The idea of trying to get your work published can be anxiety inducing for a burgeoning poet, and publishing a chapbook may seem like an impossible dream. Chances are you’ve heard countless stories of rejection, and maybe it’s made you pessimistic. Maybe, despite feeling confident that you have a complete collection of poetry, you aren’t even willing to try.
But there is a smart way of going about it that will ensure more success. Before you start sending your work out, make sure you have a collection that you’re proud of. Your poems might have a standout, unifying theme. Or maybe they’re all in a similar structure: a crown of sonnets, a book of nature haikus. Organize your thoughts, and be ready to defend your poetry as a cohesive collection—not that you’ll have to, but knowing your work and being able to discuss why it is unique is important.
Once you’re confident with your body of poetry, your best bet is to research, and to research a lot. Order books from the presses you’re checking out, and see if you like the previously published poets. Figure out where your poetry fits in—find the presses that publish the kind of poetry you write. Don’t waste your time sending things off to a press you don’t know anything about.
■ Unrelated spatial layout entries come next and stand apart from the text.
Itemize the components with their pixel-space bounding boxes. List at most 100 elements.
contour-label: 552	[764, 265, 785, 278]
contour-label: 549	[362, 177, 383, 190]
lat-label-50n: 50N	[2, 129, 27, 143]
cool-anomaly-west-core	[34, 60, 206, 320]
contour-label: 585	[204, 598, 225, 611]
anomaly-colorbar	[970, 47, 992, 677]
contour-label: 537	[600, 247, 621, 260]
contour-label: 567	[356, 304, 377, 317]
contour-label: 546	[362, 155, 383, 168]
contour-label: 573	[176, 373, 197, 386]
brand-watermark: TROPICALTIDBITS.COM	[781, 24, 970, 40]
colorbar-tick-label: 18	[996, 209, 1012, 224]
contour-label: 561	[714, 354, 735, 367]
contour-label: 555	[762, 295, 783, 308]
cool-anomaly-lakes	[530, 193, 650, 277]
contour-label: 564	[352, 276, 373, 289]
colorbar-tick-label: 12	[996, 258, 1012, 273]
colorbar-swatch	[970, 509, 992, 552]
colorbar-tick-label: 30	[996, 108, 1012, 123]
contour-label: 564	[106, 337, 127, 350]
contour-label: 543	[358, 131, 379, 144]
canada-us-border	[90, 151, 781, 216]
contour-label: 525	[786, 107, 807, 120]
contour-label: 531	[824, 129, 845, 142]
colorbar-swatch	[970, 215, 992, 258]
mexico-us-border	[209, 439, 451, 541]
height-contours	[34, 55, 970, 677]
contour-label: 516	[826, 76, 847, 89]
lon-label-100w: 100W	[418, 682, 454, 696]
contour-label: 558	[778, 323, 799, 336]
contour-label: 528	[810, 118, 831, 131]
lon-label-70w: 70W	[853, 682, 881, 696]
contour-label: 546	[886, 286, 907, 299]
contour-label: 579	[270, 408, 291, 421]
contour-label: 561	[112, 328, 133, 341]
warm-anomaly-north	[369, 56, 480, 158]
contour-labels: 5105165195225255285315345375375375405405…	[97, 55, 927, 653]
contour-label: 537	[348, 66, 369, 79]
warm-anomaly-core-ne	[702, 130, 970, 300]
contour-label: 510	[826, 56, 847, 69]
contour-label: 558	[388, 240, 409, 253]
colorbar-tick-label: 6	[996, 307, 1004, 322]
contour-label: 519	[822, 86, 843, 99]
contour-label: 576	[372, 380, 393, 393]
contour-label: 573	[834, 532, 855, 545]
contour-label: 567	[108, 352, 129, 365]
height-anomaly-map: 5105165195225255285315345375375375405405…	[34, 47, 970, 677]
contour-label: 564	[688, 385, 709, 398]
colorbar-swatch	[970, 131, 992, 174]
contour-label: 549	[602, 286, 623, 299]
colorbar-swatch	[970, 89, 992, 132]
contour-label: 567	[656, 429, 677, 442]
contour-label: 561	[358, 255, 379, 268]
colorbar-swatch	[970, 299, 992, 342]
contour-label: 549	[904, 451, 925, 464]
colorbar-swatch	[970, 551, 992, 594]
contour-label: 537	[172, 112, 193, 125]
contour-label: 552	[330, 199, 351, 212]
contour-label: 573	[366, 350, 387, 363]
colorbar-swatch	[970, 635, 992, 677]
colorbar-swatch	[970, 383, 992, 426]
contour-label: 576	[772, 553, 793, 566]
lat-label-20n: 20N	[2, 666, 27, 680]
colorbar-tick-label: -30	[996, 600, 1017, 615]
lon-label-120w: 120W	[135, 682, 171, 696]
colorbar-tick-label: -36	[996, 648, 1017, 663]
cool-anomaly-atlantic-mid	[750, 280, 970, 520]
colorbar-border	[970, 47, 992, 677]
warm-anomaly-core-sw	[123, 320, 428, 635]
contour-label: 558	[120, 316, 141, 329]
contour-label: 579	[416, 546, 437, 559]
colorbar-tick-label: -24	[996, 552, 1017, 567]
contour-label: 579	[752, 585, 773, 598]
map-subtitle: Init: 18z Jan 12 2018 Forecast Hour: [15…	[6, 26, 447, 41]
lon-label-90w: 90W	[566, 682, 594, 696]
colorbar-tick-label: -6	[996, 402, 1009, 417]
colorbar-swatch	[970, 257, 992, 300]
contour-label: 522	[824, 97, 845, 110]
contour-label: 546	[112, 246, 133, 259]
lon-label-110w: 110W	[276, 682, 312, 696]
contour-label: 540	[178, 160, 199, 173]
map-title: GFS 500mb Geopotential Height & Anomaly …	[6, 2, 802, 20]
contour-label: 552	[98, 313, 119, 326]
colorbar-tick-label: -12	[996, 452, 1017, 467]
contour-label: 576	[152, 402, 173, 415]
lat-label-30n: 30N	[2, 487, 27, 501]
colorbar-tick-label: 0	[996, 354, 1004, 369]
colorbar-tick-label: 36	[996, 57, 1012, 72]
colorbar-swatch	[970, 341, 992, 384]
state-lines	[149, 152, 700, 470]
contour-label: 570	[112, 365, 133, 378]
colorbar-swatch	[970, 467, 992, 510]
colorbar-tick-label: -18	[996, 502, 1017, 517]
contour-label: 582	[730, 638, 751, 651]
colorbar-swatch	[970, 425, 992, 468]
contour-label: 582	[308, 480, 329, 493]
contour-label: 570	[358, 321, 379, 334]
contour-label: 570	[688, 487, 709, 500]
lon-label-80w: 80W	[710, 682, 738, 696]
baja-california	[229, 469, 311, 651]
Once you’ve identified your niche and you start sending your poetry to the right places, you’ll be on track.
Here are a few niche-specific presses to get started with:
Experimental/Genre Bending Poetry:
If your poetry uses genre as a transparent entity in which to manipulate and you find yourself most commonly describing your work as stand-alone, nonconformist verses, try Ahsahta Press, Furniture Press Books, or Interior Noise Press.
If your style has been influenced by extensive study of classic poets and you value the beauty of your poetry above experimentation, try Concrete Wolf, Parlor Press, or Pearl Editions.
If your poetry is inspired by love or heartbreak, thrill or anguish, and you often find yourself describing your work as confessional, try Flutter Press, Tipsy Lit, or Red Paint Hill Publishing.